Хорошим примером могут служить исследования Мишеля Фуко, по-новому проанализировавшего характер принуждения и власти в обществе либеральных ценностей. Было бы наивным думать, что Фуко радикально изменил социальные институты этого общества, но без влияния его труды не остались. Они модифицировали представления общества (сначала лишь его интеллектуальной элиты, но постепенно и некоторых других его сегментов) о правах и свободах человека, и некоторая — отнюдь не радикальная — аккомодация социальных навыков к этим представлениям имела место.

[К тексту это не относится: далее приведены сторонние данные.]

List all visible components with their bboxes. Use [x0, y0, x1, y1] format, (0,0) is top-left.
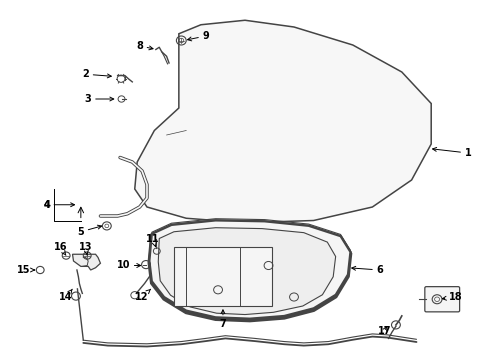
Text: 5: 5 [77, 225, 101, 237]
Text: 11: 11 [146, 234, 160, 247]
Bar [174, 247, 272, 306]
Text: 12: 12 [135, 289, 150, 302]
Text: 9: 9 [188, 31, 209, 41]
Text: 4: 4 [43, 200, 50, 210]
Text: 14: 14 [59, 289, 73, 302]
Text: 7: 7 [220, 310, 226, 329]
Text: 4: 4 [43, 200, 74, 210]
Text: 2: 2 [82, 69, 111, 79]
Polygon shape [73, 254, 100, 270]
Polygon shape [135, 20, 431, 223]
Text: 13: 13 [79, 243, 93, 255]
Text: 1: 1 [433, 148, 471, 158]
Text: 18: 18 [442, 292, 463, 302]
Text: 16: 16 [53, 243, 67, 255]
Text: 15: 15 [17, 265, 35, 275]
FancyBboxPatch shape [425, 287, 460, 312]
Text: 17: 17 [378, 326, 392, 336]
Text: 3: 3 [85, 94, 114, 104]
Polygon shape [149, 220, 350, 319]
Polygon shape [158, 228, 336, 315]
Text: 8: 8 [136, 41, 153, 51]
Text: 10: 10 [117, 261, 141, 270]
Text: 6: 6 [352, 265, 383, 275]
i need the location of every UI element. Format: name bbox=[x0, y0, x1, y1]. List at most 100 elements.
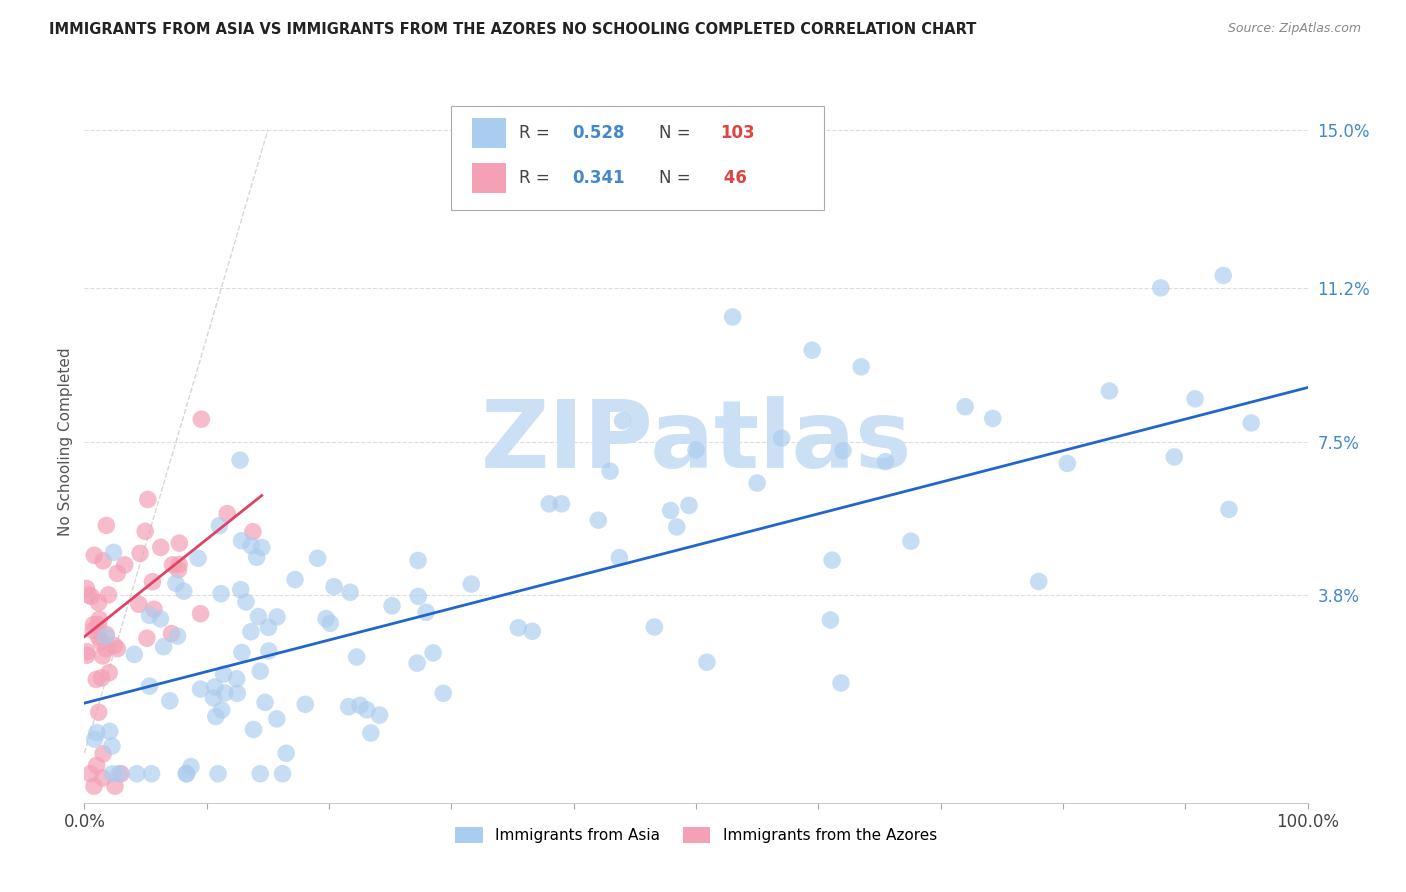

Вернемся, однако же, к нашим российским мутонам. У нас нет гражданского общества, а те его ростки, которые, как казалось, появились в 1990-е годы, неприметно зачахли (не будем гадать, на время или навсегда). Поэтому гуманитарное сообщество не обладает той совокупностью аргументов, оправдывающих его существование, которая имеется у коллег в западных демократиях. Тот общественный спрос, который удовлетворяют российские гуманитарии, может быть назван любопытством. Любопытство — это замечательное качество, но оно плохо контролируется наукой, так что любопытный часто предпочитает ученому шарлатана (типа Фоменко) и к оценкам профессионалов относится со скепсисом. Если гуманитарные научные институции не обладают освященной традицией стабильностью, общество к их судьбе относится достаточно равнодушно.

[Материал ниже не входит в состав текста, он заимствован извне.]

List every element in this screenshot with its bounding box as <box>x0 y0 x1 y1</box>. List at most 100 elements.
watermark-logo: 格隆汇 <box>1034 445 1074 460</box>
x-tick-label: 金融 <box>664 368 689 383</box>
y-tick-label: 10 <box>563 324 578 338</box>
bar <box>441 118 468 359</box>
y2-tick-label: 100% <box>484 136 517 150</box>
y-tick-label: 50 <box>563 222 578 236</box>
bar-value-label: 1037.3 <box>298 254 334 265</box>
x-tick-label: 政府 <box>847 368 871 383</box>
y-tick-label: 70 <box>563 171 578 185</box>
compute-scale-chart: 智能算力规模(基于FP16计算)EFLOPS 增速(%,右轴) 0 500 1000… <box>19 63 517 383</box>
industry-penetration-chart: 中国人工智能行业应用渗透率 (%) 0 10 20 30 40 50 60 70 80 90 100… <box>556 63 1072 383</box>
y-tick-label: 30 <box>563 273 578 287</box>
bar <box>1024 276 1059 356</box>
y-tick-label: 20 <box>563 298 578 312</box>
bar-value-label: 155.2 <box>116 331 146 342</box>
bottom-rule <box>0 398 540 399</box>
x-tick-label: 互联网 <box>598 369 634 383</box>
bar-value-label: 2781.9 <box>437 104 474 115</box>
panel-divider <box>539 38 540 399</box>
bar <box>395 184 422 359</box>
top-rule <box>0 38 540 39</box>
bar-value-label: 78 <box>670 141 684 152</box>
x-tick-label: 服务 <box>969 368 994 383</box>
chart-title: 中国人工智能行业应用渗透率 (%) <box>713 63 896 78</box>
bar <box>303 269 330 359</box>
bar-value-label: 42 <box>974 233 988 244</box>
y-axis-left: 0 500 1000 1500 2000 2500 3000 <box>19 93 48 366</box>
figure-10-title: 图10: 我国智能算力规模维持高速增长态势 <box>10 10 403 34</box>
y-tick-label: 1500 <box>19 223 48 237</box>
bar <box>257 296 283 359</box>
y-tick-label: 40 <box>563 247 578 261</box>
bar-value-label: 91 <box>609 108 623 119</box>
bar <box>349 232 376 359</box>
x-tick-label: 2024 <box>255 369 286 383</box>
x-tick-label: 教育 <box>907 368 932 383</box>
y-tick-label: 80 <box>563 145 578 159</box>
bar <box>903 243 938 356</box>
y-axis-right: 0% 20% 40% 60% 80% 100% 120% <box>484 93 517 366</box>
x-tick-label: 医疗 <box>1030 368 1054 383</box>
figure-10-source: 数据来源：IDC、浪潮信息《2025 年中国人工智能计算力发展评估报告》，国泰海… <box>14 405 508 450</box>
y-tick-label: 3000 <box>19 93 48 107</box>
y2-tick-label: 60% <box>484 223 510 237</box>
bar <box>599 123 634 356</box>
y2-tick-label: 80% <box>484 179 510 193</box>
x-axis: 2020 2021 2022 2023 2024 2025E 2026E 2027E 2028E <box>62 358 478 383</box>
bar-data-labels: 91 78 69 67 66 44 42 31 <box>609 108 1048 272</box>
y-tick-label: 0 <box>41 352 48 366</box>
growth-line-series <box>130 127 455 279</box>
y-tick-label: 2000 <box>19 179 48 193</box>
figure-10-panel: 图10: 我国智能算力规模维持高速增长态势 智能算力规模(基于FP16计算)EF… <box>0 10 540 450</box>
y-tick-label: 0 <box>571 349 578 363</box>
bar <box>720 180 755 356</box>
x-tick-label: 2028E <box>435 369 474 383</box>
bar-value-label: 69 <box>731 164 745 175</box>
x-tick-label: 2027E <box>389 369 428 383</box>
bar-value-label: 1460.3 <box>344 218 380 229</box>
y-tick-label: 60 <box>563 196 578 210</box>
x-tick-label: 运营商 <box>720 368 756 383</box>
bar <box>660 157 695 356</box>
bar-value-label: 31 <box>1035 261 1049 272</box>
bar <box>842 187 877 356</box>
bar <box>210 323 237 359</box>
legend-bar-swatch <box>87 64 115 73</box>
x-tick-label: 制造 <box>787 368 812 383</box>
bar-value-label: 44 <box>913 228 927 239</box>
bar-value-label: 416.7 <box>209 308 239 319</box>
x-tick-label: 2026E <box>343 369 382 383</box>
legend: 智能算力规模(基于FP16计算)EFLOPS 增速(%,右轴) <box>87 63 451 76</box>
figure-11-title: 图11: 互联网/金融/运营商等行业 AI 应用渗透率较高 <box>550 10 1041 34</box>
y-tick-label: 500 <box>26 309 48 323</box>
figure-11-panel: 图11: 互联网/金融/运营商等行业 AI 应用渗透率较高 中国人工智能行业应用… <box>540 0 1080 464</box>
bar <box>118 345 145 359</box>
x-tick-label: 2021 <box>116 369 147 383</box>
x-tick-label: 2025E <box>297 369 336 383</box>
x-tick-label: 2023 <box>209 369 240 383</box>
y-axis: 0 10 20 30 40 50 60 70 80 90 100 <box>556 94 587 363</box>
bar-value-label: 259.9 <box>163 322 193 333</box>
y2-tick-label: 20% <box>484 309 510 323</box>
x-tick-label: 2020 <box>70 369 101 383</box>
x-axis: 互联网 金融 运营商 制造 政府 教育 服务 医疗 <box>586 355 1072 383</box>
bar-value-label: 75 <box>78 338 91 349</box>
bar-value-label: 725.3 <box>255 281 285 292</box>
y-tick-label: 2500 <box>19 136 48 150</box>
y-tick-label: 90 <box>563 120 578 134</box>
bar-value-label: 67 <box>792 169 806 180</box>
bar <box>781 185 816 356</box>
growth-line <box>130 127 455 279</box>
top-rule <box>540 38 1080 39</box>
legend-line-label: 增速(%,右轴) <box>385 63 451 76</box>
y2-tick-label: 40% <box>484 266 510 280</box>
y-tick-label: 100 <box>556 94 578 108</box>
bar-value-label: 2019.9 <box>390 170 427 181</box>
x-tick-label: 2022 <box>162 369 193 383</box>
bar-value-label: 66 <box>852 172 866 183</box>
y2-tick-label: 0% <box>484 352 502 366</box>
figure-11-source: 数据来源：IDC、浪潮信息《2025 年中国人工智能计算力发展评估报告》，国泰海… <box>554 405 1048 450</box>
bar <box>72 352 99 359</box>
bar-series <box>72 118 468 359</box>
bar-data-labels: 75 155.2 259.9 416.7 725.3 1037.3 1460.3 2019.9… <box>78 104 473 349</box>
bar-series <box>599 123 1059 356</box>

Российское гуманитарное сообщество имеет в основном дело не с обществом, а с властью. Именно в диалоге с властью оно пытается доказать свое право на существование. Диалог этот в последние годы отличается крайней неплодотворностью. Единственный фундаментальный аргумент, который можно предъявить власти, состоит в зависимости интеллектуального уровня общества (а отсюда и его производительных способностей) от качества гуманитарного образования. Грубо говоря, тот, кто в школе не прочтет “Евгения Онегина” и ничего не услышит о судьбе Римской империи, не получит навыков формулирования мысли и не станет хорошим политиком, инженером, менеджером и т.д. А качество школьного образования в конечном счете зависит от качества гуманитарной науки. Понятно, что этот аргумент плохо воспринимается властью (сегодняшней в особенности), поскольку зависимости здесь непрямые и имеют долгосрочный характер: сегодняшняя российская власть такого рода долгосрочными идеями себя не отягощает.

Диалог с властью в настоящее время строится на других основаниях. При советском режиме гуманитарные науки числились по идеологическому ведомству и тем самым выполняли важнейшее государственное задание — воспитание нового советского человека. Диалог с властью шел, по существу, о том, сколько именно и какой именно гуманитарной науки требуется для выполнения данного задания. В последние десятилетия коммунистической власти гуманитарное сообщество (весьма, впрочем, разнородное) довольно успешно доказывало власти, что для этого нужен все больший и все более разнообразный объем гуманитарных исследований. Власть удивлялась, подозревала, что ее обманывают, но поддавалась и в определенных границах попустительствовала. Постепенно оказывалось, что и “буржуазной” философией кто-то должен заниматься ученым образом, и экспериментальная социология требует своих специалистов, и структурная лингвистика располагает своей нишей рядом с марксистским языкознанием. Диалог был фальшивым, но результативным. В постсоветские годы, как уже говорилось, ситуация изменилась и гуманитарные науки оказались самым непосредственным образом вовлечены в исторический процесс. Они конструировали новое прошлое (обнажали язвы общества) и тем самым легитимировали новую власть и новый социальный порядок. И эта эпоха — нужно сознавать — тоже завершилась.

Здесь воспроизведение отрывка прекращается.